The Breusch Pagan test does not indicate strong evidence of heteroskedasticity, although the robust standard error results still provide a cautious basis for inference.
The regression tree and the regression model approach the same problem from different angles. The tree is designed to uncover decision rules and thresholds, while the regression summarizes average conditional relationships. If the main regression predictors also appear near the top of the tree, that strengthens the overall story. If the tree emphasizes thresholds that the regression smooths over, that suggests the attendance process may be nonlinear.
The stock portion of the assignment shows why time series structure matters before running level based regressions. Unit root testing identifies whether the series are stationary or integrated, and Engle Granger testing determines whether any of the nonstationary series share a long run equilibrium. Only if that equilibrium is present does an error correction model make sense.

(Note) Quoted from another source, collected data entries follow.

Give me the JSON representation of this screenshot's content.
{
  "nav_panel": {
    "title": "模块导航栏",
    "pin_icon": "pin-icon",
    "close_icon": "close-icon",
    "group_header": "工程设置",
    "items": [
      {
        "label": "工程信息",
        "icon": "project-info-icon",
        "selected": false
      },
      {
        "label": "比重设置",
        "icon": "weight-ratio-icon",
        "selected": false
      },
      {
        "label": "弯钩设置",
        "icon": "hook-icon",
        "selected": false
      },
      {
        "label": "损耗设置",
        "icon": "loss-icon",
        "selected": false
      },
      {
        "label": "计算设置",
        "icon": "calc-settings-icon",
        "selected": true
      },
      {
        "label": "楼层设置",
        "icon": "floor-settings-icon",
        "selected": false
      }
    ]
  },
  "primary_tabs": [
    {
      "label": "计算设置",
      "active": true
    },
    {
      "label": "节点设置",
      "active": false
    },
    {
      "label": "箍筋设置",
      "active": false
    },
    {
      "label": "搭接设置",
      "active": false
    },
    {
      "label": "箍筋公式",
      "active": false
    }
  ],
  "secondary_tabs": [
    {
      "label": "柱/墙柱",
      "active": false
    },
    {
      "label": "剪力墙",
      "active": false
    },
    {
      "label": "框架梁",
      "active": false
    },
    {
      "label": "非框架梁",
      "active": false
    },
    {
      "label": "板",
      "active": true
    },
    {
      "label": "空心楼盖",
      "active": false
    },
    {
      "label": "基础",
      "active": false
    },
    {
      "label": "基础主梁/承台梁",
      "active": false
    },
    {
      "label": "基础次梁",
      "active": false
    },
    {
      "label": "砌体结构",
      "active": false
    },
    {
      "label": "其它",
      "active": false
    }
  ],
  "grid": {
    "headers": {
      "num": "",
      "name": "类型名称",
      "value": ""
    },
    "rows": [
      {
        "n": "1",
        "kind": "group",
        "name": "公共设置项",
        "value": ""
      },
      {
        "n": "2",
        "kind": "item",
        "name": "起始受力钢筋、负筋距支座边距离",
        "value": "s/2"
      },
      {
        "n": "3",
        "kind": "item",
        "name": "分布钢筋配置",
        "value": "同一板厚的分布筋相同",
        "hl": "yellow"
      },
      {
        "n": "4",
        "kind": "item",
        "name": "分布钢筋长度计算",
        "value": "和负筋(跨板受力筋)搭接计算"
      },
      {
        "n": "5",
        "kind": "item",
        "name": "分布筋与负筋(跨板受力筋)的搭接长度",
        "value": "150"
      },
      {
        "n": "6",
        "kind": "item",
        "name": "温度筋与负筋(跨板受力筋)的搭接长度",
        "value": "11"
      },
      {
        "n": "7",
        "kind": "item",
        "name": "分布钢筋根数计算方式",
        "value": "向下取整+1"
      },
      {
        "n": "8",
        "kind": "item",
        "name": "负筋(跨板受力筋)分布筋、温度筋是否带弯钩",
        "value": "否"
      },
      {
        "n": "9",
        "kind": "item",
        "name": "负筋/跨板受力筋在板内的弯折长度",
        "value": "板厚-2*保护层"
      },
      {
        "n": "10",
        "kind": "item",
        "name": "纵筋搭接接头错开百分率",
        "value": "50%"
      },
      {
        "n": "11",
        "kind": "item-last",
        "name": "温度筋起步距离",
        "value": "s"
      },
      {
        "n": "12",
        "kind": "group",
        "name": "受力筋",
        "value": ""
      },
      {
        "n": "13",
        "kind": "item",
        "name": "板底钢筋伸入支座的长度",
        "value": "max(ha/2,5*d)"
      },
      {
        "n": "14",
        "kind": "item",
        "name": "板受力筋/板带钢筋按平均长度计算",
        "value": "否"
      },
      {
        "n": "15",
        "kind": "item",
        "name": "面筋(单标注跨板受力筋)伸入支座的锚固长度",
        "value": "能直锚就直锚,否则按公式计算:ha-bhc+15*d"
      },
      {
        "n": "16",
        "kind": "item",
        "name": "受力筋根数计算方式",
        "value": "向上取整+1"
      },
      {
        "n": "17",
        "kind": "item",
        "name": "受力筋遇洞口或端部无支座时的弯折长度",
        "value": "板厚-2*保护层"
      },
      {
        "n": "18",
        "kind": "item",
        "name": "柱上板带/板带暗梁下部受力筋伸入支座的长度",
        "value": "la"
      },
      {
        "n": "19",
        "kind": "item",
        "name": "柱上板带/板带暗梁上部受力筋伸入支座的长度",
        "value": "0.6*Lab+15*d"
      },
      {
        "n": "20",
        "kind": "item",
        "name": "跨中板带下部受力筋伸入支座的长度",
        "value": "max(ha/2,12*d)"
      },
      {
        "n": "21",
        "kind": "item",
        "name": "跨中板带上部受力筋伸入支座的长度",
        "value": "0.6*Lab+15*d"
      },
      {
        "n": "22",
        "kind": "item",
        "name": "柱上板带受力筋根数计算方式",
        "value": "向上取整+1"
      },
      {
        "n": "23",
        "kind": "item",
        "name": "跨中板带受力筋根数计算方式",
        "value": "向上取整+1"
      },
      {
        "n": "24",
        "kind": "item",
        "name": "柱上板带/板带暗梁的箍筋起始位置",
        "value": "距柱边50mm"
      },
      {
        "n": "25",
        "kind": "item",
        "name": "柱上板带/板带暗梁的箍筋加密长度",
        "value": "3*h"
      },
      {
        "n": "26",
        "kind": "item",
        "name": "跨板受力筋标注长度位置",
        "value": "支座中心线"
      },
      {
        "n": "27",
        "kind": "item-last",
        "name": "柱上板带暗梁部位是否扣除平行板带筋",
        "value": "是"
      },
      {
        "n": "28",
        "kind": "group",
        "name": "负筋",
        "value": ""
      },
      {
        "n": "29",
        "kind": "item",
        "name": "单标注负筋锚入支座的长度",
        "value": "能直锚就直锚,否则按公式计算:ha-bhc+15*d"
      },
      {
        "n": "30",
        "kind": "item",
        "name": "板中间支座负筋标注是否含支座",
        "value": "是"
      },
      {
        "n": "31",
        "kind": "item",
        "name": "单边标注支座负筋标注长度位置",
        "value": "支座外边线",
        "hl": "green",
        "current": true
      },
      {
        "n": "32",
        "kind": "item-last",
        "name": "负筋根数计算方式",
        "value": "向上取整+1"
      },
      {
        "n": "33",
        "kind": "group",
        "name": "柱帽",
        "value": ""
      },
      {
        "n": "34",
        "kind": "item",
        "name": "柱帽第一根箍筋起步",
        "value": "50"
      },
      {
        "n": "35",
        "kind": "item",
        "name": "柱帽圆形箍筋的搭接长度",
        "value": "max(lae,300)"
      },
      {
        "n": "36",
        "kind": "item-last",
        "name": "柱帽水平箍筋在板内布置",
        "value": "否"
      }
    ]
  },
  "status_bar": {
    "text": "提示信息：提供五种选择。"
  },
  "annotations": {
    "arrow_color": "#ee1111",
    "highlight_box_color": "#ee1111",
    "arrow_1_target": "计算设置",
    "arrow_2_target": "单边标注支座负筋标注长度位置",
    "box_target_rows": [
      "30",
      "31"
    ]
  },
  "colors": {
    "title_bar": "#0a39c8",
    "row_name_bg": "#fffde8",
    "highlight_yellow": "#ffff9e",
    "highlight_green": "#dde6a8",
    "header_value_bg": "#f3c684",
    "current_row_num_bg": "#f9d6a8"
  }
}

The no show portion shows the value of combining machine learning style partitioning with classical regression. The tree provides an intuitive picture of how the predictors split the data, while the regression model provides coefficient based estimates, multicollinearity checks, and heteroskedasticity robust inference. Together, the two approaches provide a fuller explanation of football no show behavior.